Sexual harassment is unwelcome sexual advances, requests for sexual favours and other verbal or physical conduct of sexual nature whether explicit or implicit. It is prohibited under both state and federal legislation. Federal legislation has a costs jurisdiction-loser pays legal fees of winner. However, where the behaviour of a person is obviously dishonest and damaging, they may have both costs and aggravated damages awarded against them in states like Victoria which are not a costs jurisdictions Collins v Smith (award was for 330k)

Since Oracle v Richardson, compensation under equal opportunity law acknowledges that community expectations expect parity to damages at common law for bullying. Since 2015 it is reasonable to expect an award of general damages for non-touch sexual harassment to be between 75-150k. Touch based sexual harassment can be higher than 250k for general damages, let alone medial costs and lost earning capacity. There is also a growing trend to award aggravated damages where the conduct of the respondent is dishonest, causes greater harm to the victim in the way they run their case or was predatory.

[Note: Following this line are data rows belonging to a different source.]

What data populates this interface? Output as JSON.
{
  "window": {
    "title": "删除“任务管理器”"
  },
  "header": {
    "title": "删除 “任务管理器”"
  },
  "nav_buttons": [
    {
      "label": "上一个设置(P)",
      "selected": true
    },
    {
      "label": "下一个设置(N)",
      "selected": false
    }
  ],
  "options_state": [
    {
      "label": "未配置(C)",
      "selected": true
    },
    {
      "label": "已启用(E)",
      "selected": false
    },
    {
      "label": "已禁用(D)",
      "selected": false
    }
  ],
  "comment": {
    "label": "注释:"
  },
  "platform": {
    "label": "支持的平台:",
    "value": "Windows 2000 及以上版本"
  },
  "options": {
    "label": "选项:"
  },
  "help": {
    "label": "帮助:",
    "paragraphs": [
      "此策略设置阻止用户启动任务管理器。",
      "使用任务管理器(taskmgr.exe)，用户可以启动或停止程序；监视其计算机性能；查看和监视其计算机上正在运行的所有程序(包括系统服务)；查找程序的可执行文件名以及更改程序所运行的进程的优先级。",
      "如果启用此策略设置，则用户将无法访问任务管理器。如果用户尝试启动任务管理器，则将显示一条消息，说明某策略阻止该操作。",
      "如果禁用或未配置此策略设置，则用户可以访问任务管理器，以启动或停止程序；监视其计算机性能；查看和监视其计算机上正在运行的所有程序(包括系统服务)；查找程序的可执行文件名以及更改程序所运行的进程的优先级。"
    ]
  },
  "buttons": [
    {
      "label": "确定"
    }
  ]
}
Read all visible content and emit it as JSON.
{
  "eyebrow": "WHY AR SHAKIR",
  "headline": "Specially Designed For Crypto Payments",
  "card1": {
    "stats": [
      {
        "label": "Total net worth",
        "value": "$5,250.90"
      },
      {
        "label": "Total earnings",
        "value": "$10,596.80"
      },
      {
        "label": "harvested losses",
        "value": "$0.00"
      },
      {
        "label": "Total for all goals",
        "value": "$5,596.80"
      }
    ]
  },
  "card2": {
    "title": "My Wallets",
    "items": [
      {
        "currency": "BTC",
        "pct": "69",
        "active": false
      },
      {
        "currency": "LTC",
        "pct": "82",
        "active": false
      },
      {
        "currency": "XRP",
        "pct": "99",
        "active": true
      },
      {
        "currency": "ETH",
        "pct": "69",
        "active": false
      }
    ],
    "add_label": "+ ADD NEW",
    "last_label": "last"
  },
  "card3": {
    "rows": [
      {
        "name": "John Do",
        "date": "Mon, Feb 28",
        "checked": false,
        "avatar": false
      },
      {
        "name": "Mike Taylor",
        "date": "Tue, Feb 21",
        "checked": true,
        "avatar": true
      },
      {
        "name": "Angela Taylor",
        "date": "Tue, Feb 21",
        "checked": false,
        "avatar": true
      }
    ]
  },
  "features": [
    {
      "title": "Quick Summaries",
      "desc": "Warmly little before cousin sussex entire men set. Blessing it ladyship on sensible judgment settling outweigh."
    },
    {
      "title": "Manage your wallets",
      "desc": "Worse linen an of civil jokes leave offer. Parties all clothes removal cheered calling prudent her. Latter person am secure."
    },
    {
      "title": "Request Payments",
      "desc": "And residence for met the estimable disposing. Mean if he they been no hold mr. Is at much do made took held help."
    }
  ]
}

Importantly workers’ compensation regimes don’t fetter the capacity of tribunals to award compensation for sexual harassment.

Finally, sexual harassment is a breach of safety law, common law employer obligations to exercise reasonable care to prevent foreseeable injury, adverse action laws under the FWA and workers compensation law. The employer will be liable unless you can sever vicarious liability (which can’t be severed in workers’ compensation law). Severing employer liability can only happen where you:

  1. Have a competency based training program
  2. Have policy and procedure that is well known and understood
  3. There is no condonation of any form of sexual harassment within the organisation
  4. The wrongdoer was trained and competent in the policy and procedure, knew that it was not permitted, and despite that, still harasses.